Im Buch von 1803 bekommt sie eine ausführliche, mehrseitige Beschreibung mit gutem Bild und Sortenvorstellung, z.B. die "Holländische" und die Mispel ohne Stein. Die ohne Stein hätte geringere Erträge und schlechtere Bäume, ihr Vorteil liegt darin, dass die kleinen Früchte früher braun werden und deshalb früher essbar sind - also nicht deswegen, weil jemand die Steine störend gefunden hätte. Mispeln werden ausschliesslich als Essobst erwähnt, das man wegen der Gerbstoffe erst lagern muss und bei Beginn der Bräunung essen kann. Dafür werden viele Methoden und Tips gegeben. Gegessen würde sie roh, ohne Zucker oder kandiert. Der Wert der Frucht wäre mehr Einbildung als Geschmack, sie würde nur deswegen bei Tafel auftauchen, weil sie so spät gegessen werden kann, wäre sie früher reif würde man sie nicht achten weil es dann besseres Obst gibt.

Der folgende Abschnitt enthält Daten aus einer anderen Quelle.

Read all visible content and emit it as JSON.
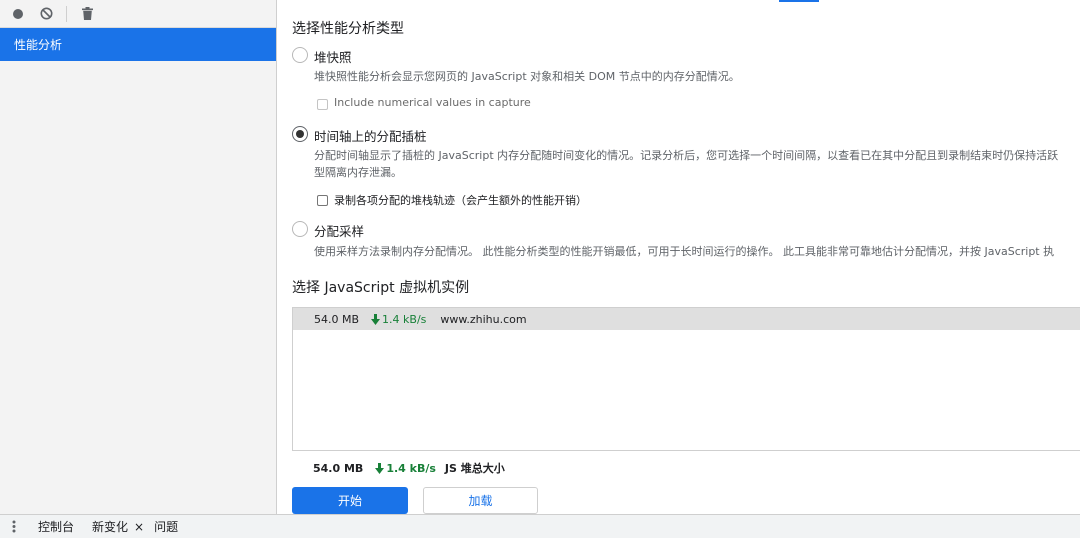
{
  "sidebar": {
    "toolbar": {
      "record_icon": "record-icon",
      "clear_icon": "clear-icon",
      "delete_icon": "trash-icon"
    },
    "items": [
      {
        "label": "性能分析",
        "selected": true
      }
    ]
  },
  "main": {
    "section_profile_type_title": "选择性能分析类型",
    "options": [
      {
        "label": "堆快照",
        "selected": false,
        "description": "堆快照性能分析会显示您网页的 JavaScript 对象和相关 DOM 节点中的内存分配情况。",
        "checkbox": {
          "label": "Include numerical values in capture",
          "checked": false,
          "disabled": true
        }
      },
      {
        "label": "时间轴上的分配插桩",
        "selected": true,
        "description_line1": "分配时间轴显示了插桩的 JavaScript 内存分配随时间变化的情况。记录分析后，您可选择一个时间间隔，以查看已在其中分配且到录制结束时仍保持活跃",
        "description_line2": "型隔离内存泄漏。",
        "checkbox": {
          "label": "录制各项分配的堆栈轨迹（会产生额外的性能开销）",
          "checked": false,
          "disabled": false
        }
      },
      {
        "label": "分配采样",
        "selected": false,
        "description": "使用采样方法录制内存分配情况。 此性能分析类型的性能开销最低，可用于长时间运行的操作。 此工具能非常可靠地估计分配情况，并按 JavaScript 执"
      }
    ],
    "section_vm_title": "选择 JavaScript 虚拟机实例",
    "vm_instances": [
      {
        "size": "54.0 MB",
        "rate": "1.4 kB/s",
        "host": "www.zhihu.com"
      }
    ],
    "summary": {
      "size": "54.0 MB",
      "rate": "1.4 kB/s",
      "label": "JS 堆总大小"
    },
    "start_button": "开始",
    "load_button": "加载"
  },
  "drawer": {
    "menu_icon": "kebab-menu-icon",
    "tabs": [
      {
        "label": "控制台",
        "closable": false
      },
      {
        "label": "新变化",
        "closable": true,
        "close_glyph": "×"
      },
      {
        "label": "问题",
        "closable": false
      }
    ]
  },
  "colors": {
    "accent": "#1a73e8",
    "rate_green": "#188038",
    "sidebar_bg": "#f3f3f3",
    "selected_row_bg": "#dfdfdf"
  }
}
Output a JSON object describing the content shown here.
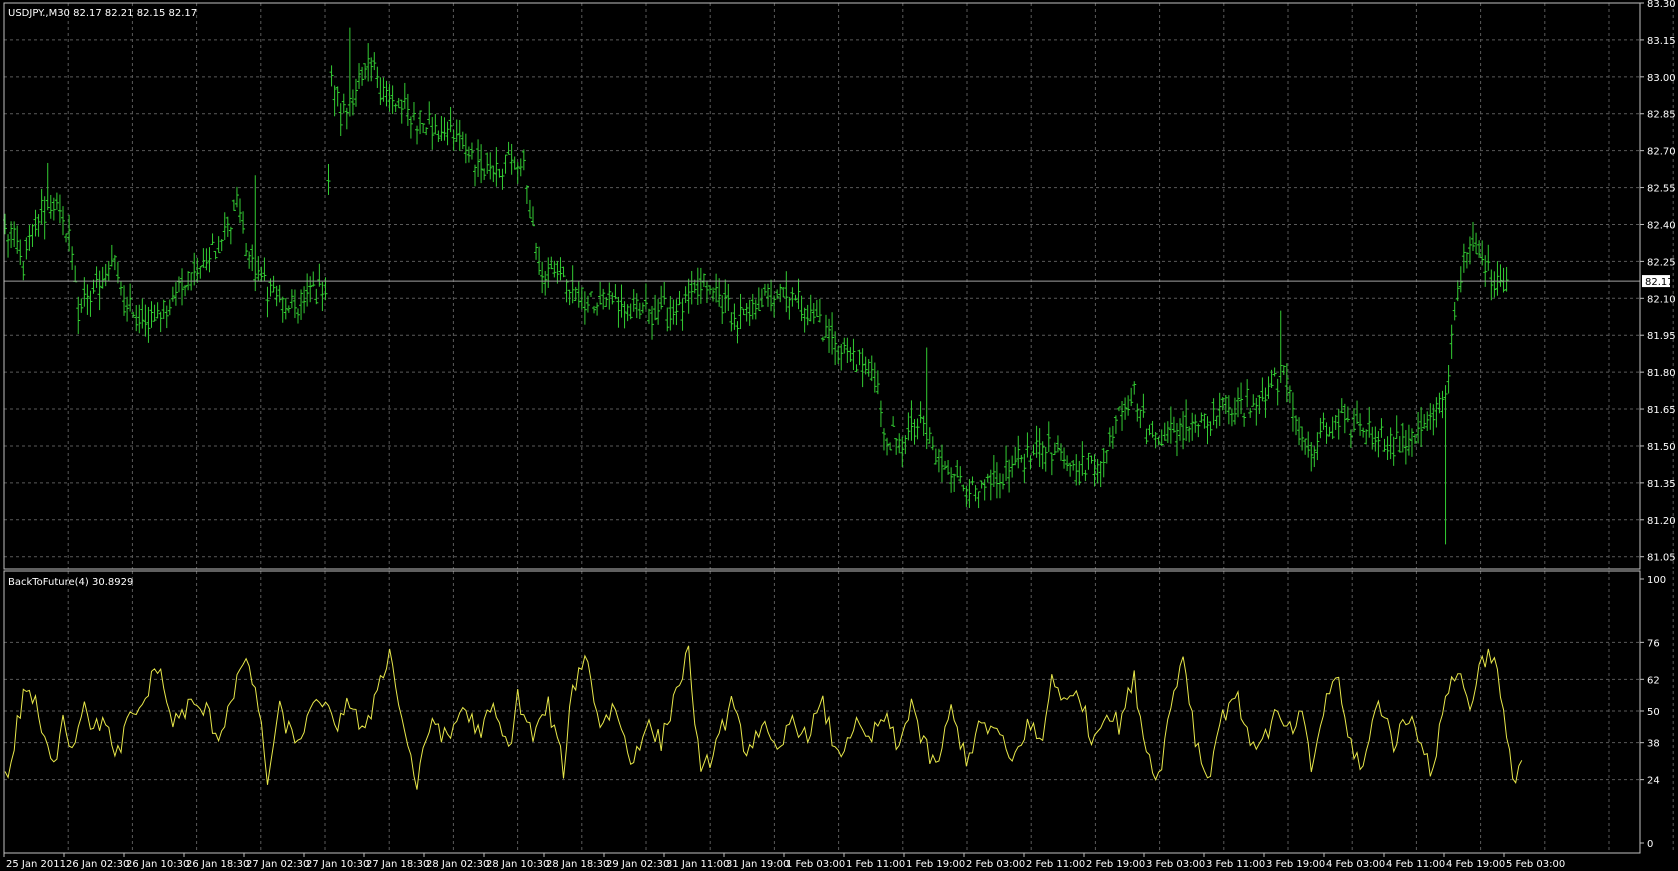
{
  "window": {
    "symbol_info": "USDJPY.,M30  82.17 82.21 82.15 82.17"
  },
  "colors": {
    "background": "#000000",
    "grid": "#5a5a5a",
    "axis": "#c0c0c0",
    "bars": "#33cc33",
    "indicator_line": "#e8e84a",
    "indicator_low": "#33cc33",
    "price_line": "#a0a0a0",
    "text": "#ffffff"
  },
  "chart_data": [
    {
      "type": "ohlc",
      "title": "USDJPY.,M30",
      "ohlc_readout": "82.17 82.21 82.15 82.17",
      "current_price": "82.17",
      "ylim": [
        81.0,
        83.3
      ],
      "yticks": [
        "83.30",
        "83.15",
        "83.00",
        "82.85",
        "82.70",
        "82.55",
        "82.40",
        "82.25",
        "82.10",
        "81.95",
        "81.80",
        "81.65",
        "81.50",
        "81.35",
        "81.20",
        "81.05"
      ],
      "anchors": [
        [
          0,
          82.4
        ],
        [
          6,
          82.25
        ],
        [
          12,
          82.45
        ],
        [
          16,
          82.5
        ],
        [
          21,
          82.35
        ],
        [
          24,
          82.05
        ],
        [
          28,
          82.1
        ],
        [
          35,
          82.25
        ],
        [
          40,
          82.05
        ],
        [
          45,
          82.0
        ],
        [
          52,
          82.05
        ],
        [
          60,
          82.2
        ],
        [
          70,
          82.3
        ],
        [
          76,
          82.5
        ],
        [
          80,
          82.25
        ],
        [
          86,
          82.15
        ],
        [
          92,
          82.05
        ],
        [
          98,
          82.1
        ],
        [
          105,
          82.15
        ],
        [
          107,
          83.0
        ],
        [
          110,
          82.85
        ],
        [
          115,
          82.95
        ],
        [
          120,
          83.05
        ],
        [
          126,
          82.9
        ],
        [
          132,
          82.85
        ],
        [
          140,
          82.8
        ],
        [
          148,
          82.75
        ],
        [
          155,
          82.65
        ],
        [
          162,
          82.65
        ],
        [
          170,
          82.65
        ],
        [
          175,
          82.2
        ],
        [
          182,
          82.2
        ],
        [
          188,
          82.1
        ],
        [
          195,
          82.1
        ],
        [
          205,
          82.05
        ],
        [
          215,
          82.05
        ],
        [
          222,
          82.05
        ],
        [
          228,
          82.15
        ],
        [
          235,
          82.1
        ],
        [
          240,
          82.0
        ],
        [
          248,
          82.1
        ],
        [
          258,
          82.1
        ],
        [
          265,
          82.05
        ],
        [
          270,
          81.95
        ],
        [
          278,
          81.85
        ],
        [
          285,
          81.8
        ],
        [
          288,
          81.55
        ],
        [
          293,
          81.5
        ],
        [
          300,
          81.6
        ],
        [
          305,
          81.45
        ],
        [
          310,
          81.4
        ],
        [
          318,
          81.3
        ],
        [
          325,
          81.35
        ],
        [
          333,
          81.45
        ],
        [
          340,
          81.5
        ],
        [
          346,
          81.45
        ],
        [
          353,
          81.4
        ],
        [
          360,
          81.45
        ],
        [
          365,
          81.65
        ],
        [
          370,
          81.7
        ],
        [
          375,
          81.55
        ],
        [
          382,
          81.55
        ],
        [
          390,
          81.6
        ],
        [
          398,
          81.65
        ],
        [
          405,
          81.65
        ],
        [
          412,
          81.7
        ],
        [
          418,
          81.8
        ],
        [
          422,
          81.65
        ],
        [
          428,
          81.45
        ],
        [
          432,
          81.55
        ],
        [
          440,
          81.6
        ],
        [
          448,
          81.55
        ],
        [
          455,
          81.5
        ],
        [
          462,
          81.55
        ],
        [
          468,
          81.6
        ],
        [
          472,
          81.7
        ],
        [
          475,
          82.05
        ],
        [
          478,
          82.25
        ],
        [
          482,
          82.3
        ],
        [
          486,
          82.2
        ],
        [
          490,
          82.17
        ]
      ],
      "spikes": [
        [
          14,
          82.65,
          "h"
        ],
        [
          82,
          82.6,
          "h"
        ],
        [
          113,
          83.2,
          "h"
        ],
        [
          302,
          81.9,
          "h"
        ],
        [
          418,
          82.05,
          "h"
        ],
        [
          472,
          81.1,
          "l"
        ]
      ]
    },
    {
      "type": "line",
      "title": "BackToFuture(4) 30.8929",
      "indicator_name": "BackToFuture(4)",
      "last_value": "30.8929",
      "ylim": [
        0,
        100
      ],
      "yticks": [
        "100",
        "76",
        "62",
        "50",
        "38",
        "24",
        "0"
      ],
      "gridlines": [
        76,
        62,
        50,
        38,
        24
      ],
      "peaks": [
        [
          0,
          28
        ],
        [
          1,
          24
        ],
        [
          4,
          45
        ],
        [
          7,
          60
        ],
        [
          10,
          52
        ],
        [
          13,
          38
        ],
        [
          16,
          28
        ],
        [
          19,
          50
        ],
        [
          22,
          35
        ],
        [
          26,
          55
        ],
        [
          29,
          42
        ],
        [
          33,
          48
        ],
        [
          36,
          30
        ],
        [
          40,
          45
        ],
        [
          45,
          52
        ],
        [
          50,
          68
        ],
        [
          55,
          45
        ],
        [
          60,
          52
        ],
        [
          66,
          50
        ],
        [
          70,
          40
        ],
        [
          75,
          58
        ],
        [
          78,
          68
        ],
        [
          82,
          60
        ],
        [
          86,
          24
        ],
        [
          90,
          50
        ],
        [
          95,
          38
        ],
        [
          100,
          48
        ],
        [
          104,
          55
        ],
        [
          108,
          42
        ],
        [
          112,
          55
        ],
        [
          118,
          40
        ],
        [
          122,
          60
        ],
        [
          126,
          72
        ],
        [
          131,
          42
        ],
        [
          135,
          22
        ],
        [
          140,
          48
        ],
        [
          145,
          38
        ],
        [
          150,
          52
        ],
        [
          155,
          42
        ],
        [
          160,
          50
        ],
        [
          165,
          35
        ],
        [
          168,
          55
        ],
        [
          173,
          40
        ],
        [
          178,
          52
        ],
        [
          183,
          28
        ],
        [
          186,
          58
        ],
        [
          190,
          72
        ],
        [
          195,
          45
        ],
        [
          200,
          52
        ],
        [
          205,
          30
        ],
        [
          210,
          45
        ],
        [
          215,
          38
        ],
        [
          220,
          58
        ],
        [
          224,
          72
        ],
        [
          228,
          24
        ],
        [
          233,
          38
        ],
        [
          238,
          52
        ],
        [
          243,
          35
        ],
        [
          248,
          45
        ],
        [
          253,
          32
        ],
        [
          258,
          48
        ],
        [
          262,
          40
        ],
        [
          268,
          52
        ],
        [
          273,
          32
        ],
        [
          278,
          45
        ],
        [
          283,
          38
        ],
        [
          288,
          48
        ],
        [
          293,
          35
        ],
        [
          297,
          55
        ],
        [
          300,
          40
        ],
        [
          305,
          28
        ],
        [
          310,
          50
        ],
        [
          315,
          32
        ],
        [
          320,
          45
        ],
        [
          325,
          42
        ],
        [
          330,
          30
        ],
        [
          335,
          45
        ],
        [
          340,
          38
        ],
        [
          343,
          64
        ],
        [
          348,
          52
        ],
        [
          352,
          58
        ],
        [
          356,
          38
        ],
        [
          360,
          50
        ],
        [
          365,
          45
        ],
        [
          370,
          62
        ],
        [
          374,
          35
        ],
        [
          378,
          25
        ],
        [
          382,
          52
        ],
        [
          386,
          72
        ],
        [
          390,
          40
        ],
        [
          394,
          24
        ],
        [
          398,
          45
        ],
        [
          403,
          58
        ],
        [
          407,
          40
        ],
        [
          412,
          38
        ],
        [
          416,
          48
        ],
        [
          421,
          42
        ],
        [
          425,
          48
        ],
        [
          428,
          28
        ],
        [
          432,
          50
        ],
        [
          436,
          65
        ],
        [
          440,
          40
        ],
        [
          445,
          28
        ],
        [
          450,
          55
        ],
        [
          455,
          38
        ],
        [
          460,
          48
        ],
        [
          464,
          40
        ],
        [
          468,
          25
        ],
        [
          472,
          58
        ],
        [
          476,
          65
        ],
        [
          480,
          52
        ],
        [
          484,
          70
        ],
        [
          488,
          72
        ],
        [
          490,
          55
        ],
        [
          494,
          24
        ],
        [
          497,
          32
        ]
      ]
    }
  ],
  "x_axis": {
    "labels": [
      "25 Jan 2011",
      "26 Jan 02:30",
      "26 Jan 10:30",
      "26 Jan 18:30",
      "27 Jan 02:30",
      "27 Jan 10:30",
      "27 Jan 18:30",
      "28 Jan 02:30",
      "28 Jan 10:30",
      "28 Jan 18:30",
      "29 Jan 02:30",
      "31 Jan 11:00",
      "31 Jan 19:00",
      "1 Feb 03:00",
      "1 Feb 11:00",
      "1 Feb 19:00",
      "2 Feb 03:00",
      "2 Feb 11:00",
      "2 Feb 19:00",
      "3 Feb 03:00",
      "3 Feb 11:00",
      "3 Feb 19:00",
      "4 Feb 03:00",
      "4 Feb 11:00",
      "4 Feb 19:00",
      "5 Feb 03:00"
    ]
  }
}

Die Gerbstoffe stören mich überhaupt nicht, nachdem die Früchte eingefroren und aufgetaut wurden sind sie weg. Aufgetaute Früchte halten sich Tage bis Wochen. Danach werden sie als Obst gegessen, Schale runterzupfen, essen, anschliessend schmierige Finger waschen. Auch gut: Mus (Früchte durch eine Passiermühle drehen) und Saft, daraus Gelee. Aber wenn ich ehrlich bin, steht der Herstellungsaufwand in keinem Verhältnis zum Ergebnis. Äpfel bringen ähnliche Aromatik und lassen sich mit wesentlich weniger Aufwand verarbeiten und mampfen. Andere Leute machen noch Obstbrand draus.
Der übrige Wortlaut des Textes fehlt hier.